Here's how I split a pension: The Worksheet must be filled in, and I complete everything on both spouse's returns except I never enter the other spouse's net income. This means I'm not filling in Schedule 2 and not claiming a spousal amount at Line 303. I then go to Pension Splitter and hit AutoFind and if necessary I use Search to find the best transfer. If there are medical expenses I switch them onto the other spouse's return and search again. If the other spouse also has pension income to transfer, I repeat the above procedure with the other spouse doing the transferring. I make up a little chart and whichever way comes up with the lowest taxes payable at Line 435 wins.

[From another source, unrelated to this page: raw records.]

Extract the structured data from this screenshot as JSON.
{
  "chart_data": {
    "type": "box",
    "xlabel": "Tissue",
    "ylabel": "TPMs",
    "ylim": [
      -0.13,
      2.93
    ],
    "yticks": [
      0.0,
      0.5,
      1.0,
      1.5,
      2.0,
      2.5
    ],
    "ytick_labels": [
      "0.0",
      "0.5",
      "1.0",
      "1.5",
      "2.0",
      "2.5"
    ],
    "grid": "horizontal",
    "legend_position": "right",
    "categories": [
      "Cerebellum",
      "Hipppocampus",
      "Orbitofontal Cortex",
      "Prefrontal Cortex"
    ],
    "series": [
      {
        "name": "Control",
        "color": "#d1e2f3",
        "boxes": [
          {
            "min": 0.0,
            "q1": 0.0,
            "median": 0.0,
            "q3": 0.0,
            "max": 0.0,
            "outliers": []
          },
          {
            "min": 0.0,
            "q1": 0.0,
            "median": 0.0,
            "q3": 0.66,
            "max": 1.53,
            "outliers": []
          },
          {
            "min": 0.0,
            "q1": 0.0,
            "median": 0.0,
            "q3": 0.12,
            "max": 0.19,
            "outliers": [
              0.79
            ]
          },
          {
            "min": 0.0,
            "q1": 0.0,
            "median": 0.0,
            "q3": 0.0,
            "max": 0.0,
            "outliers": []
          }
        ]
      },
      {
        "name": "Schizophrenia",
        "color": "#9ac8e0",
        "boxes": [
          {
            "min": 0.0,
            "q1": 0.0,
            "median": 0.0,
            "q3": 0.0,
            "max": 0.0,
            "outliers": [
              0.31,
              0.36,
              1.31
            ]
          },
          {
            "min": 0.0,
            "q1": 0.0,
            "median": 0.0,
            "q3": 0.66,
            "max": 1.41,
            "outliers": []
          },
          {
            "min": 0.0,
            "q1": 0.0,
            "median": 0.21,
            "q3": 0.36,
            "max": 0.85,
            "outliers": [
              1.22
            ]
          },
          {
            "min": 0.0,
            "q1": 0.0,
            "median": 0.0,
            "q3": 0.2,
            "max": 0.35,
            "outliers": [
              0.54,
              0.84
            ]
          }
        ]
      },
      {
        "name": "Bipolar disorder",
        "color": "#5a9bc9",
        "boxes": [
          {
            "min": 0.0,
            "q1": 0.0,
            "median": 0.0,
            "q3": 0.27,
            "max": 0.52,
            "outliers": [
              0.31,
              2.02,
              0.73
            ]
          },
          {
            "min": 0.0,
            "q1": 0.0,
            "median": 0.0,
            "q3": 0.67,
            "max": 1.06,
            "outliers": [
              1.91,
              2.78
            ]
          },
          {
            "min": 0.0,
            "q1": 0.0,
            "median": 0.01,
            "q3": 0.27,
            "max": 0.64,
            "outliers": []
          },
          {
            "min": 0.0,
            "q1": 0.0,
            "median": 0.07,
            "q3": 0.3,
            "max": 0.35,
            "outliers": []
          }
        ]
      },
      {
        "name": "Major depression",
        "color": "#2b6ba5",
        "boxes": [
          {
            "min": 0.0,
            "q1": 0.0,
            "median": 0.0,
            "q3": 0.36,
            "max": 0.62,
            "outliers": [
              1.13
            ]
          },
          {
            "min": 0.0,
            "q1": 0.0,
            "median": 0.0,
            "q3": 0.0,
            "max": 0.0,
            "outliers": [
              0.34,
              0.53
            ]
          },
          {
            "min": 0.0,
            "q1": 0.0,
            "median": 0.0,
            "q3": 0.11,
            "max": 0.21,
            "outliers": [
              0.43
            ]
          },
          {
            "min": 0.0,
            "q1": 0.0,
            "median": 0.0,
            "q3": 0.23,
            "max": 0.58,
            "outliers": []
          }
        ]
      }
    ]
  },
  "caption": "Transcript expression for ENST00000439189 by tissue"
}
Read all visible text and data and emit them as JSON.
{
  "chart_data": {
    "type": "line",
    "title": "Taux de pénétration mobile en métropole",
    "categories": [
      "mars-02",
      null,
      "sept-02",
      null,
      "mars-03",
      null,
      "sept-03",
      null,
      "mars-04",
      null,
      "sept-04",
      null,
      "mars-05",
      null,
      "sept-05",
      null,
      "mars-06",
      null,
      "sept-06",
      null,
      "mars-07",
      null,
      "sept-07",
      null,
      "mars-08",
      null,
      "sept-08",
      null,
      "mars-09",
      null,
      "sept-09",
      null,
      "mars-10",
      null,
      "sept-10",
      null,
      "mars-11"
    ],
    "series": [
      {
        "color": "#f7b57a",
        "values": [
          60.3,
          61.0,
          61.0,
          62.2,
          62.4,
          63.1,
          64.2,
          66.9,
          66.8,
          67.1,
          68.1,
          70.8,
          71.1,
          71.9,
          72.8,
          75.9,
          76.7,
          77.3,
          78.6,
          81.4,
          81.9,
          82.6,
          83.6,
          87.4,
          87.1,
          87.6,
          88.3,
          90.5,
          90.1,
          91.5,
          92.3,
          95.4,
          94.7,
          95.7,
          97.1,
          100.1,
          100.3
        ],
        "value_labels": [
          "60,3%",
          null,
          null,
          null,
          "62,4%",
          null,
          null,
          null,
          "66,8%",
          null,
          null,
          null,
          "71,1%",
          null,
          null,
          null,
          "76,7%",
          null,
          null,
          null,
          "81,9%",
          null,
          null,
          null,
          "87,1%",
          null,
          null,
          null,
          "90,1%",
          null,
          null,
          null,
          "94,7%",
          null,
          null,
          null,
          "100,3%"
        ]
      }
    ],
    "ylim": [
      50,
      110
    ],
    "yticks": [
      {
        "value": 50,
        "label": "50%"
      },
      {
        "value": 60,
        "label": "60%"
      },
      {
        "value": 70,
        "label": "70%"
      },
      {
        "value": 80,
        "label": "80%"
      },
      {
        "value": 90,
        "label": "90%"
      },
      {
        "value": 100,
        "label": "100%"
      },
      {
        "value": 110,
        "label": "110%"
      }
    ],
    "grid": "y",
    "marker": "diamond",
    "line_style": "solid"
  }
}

I then check to see if the best split comes where one spouse has run out of provincial or federal tax to pay. Only if that is so, I then consider switching the other deductions that can go on either spouse's return, like donations and who claims the kids. It's usually when you're trying to make better use of the medical expenses, but often you want to transfer even more pension but you can't because you're already not paying any tax and deductions are being wasted. The solution is to move a deduction over to the other spouse so nothing is wasted. You then have to search again and then maybe swap another deduction, but once you get both spouses paying both federal and provincial tax then there's nothing more you can do.
When I think I have the best split, I exit T1032 letting the program update the spouse's return. Now is the time to enter spouse's net income on Page 1/Schedule 1 and on Schedule 2. But you can't do that until you've gone to the spouse's return so the program can recalculate the new net income. Finally, if there are foreign tax credits, they must be reset and if Line 232, and therefore net income, changes in the process, then it's back to Pension Splitter and do it all over again.